Through the whole length of the coast of Syria, from Laodicea to Jaffa, we had remarked these sepulchres, and had observed them, likewise, in the interior of the country: as at Heliopolis or Bâlbec, at Malûla, a village on the road from Damascus to Emesa, at Jerusalem, at Damascus, and at other places: but, in every instance, they were open; always in a state of decay, from the effects of time and the weather, and seemed long to have been the haunts of jackalls, or the pens of sheep and goats. In all of them little remained beside the bare rock, out of which they had been chiselled.

A concise description of the various forms observable in these sepulchres may not be unnecessary, as introductory to our particular subject.
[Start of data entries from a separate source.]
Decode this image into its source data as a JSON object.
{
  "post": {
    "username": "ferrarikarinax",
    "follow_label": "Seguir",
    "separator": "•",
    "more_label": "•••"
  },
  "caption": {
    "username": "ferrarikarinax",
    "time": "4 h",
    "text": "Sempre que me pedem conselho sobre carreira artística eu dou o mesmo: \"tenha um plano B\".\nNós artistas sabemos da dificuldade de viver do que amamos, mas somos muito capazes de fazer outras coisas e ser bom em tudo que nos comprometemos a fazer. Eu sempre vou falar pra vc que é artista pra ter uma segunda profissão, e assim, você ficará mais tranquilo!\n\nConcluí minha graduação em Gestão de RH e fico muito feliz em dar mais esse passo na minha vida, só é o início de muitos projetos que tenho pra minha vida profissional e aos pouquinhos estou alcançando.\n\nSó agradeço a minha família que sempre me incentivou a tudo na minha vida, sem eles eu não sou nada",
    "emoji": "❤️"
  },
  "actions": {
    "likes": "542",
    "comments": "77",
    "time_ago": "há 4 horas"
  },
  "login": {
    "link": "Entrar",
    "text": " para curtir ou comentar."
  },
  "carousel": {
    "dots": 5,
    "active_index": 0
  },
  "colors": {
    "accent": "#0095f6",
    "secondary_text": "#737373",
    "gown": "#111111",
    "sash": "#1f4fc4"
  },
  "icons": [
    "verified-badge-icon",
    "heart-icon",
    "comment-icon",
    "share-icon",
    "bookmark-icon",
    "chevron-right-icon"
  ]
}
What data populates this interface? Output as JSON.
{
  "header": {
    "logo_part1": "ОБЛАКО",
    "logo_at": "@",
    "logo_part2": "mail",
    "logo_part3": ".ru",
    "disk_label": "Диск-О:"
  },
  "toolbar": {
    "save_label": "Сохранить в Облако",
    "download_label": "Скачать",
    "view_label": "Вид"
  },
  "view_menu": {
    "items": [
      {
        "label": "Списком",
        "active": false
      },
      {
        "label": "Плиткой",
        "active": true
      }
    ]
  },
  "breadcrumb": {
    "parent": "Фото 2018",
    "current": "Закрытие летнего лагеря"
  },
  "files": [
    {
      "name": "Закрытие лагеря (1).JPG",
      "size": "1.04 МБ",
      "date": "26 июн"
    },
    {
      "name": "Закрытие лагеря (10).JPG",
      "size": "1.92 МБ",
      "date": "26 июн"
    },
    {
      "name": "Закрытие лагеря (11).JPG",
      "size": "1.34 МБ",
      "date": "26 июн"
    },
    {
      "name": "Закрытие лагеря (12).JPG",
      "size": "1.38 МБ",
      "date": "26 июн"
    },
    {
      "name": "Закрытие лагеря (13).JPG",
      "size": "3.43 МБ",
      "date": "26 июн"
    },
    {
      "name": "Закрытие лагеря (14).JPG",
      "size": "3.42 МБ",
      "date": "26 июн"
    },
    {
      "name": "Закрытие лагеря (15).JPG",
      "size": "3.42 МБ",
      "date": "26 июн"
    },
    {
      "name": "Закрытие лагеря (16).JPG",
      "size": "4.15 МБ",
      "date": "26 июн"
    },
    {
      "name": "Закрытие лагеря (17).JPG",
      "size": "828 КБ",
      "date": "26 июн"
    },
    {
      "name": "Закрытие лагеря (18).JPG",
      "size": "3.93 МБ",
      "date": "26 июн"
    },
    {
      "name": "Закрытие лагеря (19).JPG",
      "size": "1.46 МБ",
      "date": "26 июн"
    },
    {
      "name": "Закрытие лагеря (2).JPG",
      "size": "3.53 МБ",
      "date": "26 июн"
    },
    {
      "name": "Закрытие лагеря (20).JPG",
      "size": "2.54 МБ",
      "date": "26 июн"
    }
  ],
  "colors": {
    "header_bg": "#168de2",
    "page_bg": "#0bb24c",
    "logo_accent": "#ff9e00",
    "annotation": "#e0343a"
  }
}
The rudest sarcophagi, and such as we may suppose served for the tombs of the common people, were oblong parallelograms (fig. 3), large enough to receive (besides the corpse) a case or coffin enclosing it: these were hewn out on the surface of any convenient rock.[95] Such seem to have been covered with a double pent lid (fig. 1 and 4), which had within a concavity corresponding to the exterior, and in them perhaps were placed terra cotta coffins; a conjecture rendered probable by the discovery made in 1805 of a coffin[96] of this material, found entire in one of these sarcophagi near the city of Sidon.

There was a second sort of sarcophagus (fig. 6), of the same shape, as to the interior, with the first mentioned, and hewn likewise out of the rock; but the rock was chiselled away externally, so as to leave it entirely in relief and insulated.[97] The lids and sides of this sort were plain in some, and in others sculptured into ornaments, mostly consisting of bulls’ heads and festoons of flowers.[98] Of the plain kind several are still remaining on the road from Sayda to Beyrout, near what is called the Guffer or toll-house. This spot has obtained the name of the Jews’ Sepulchres (Kabûr el Yahûd). Numberless fragments of this kind of sarcophagus are to be seen in and near every town in Syria, often of marble, and sculptured in the most finished manner.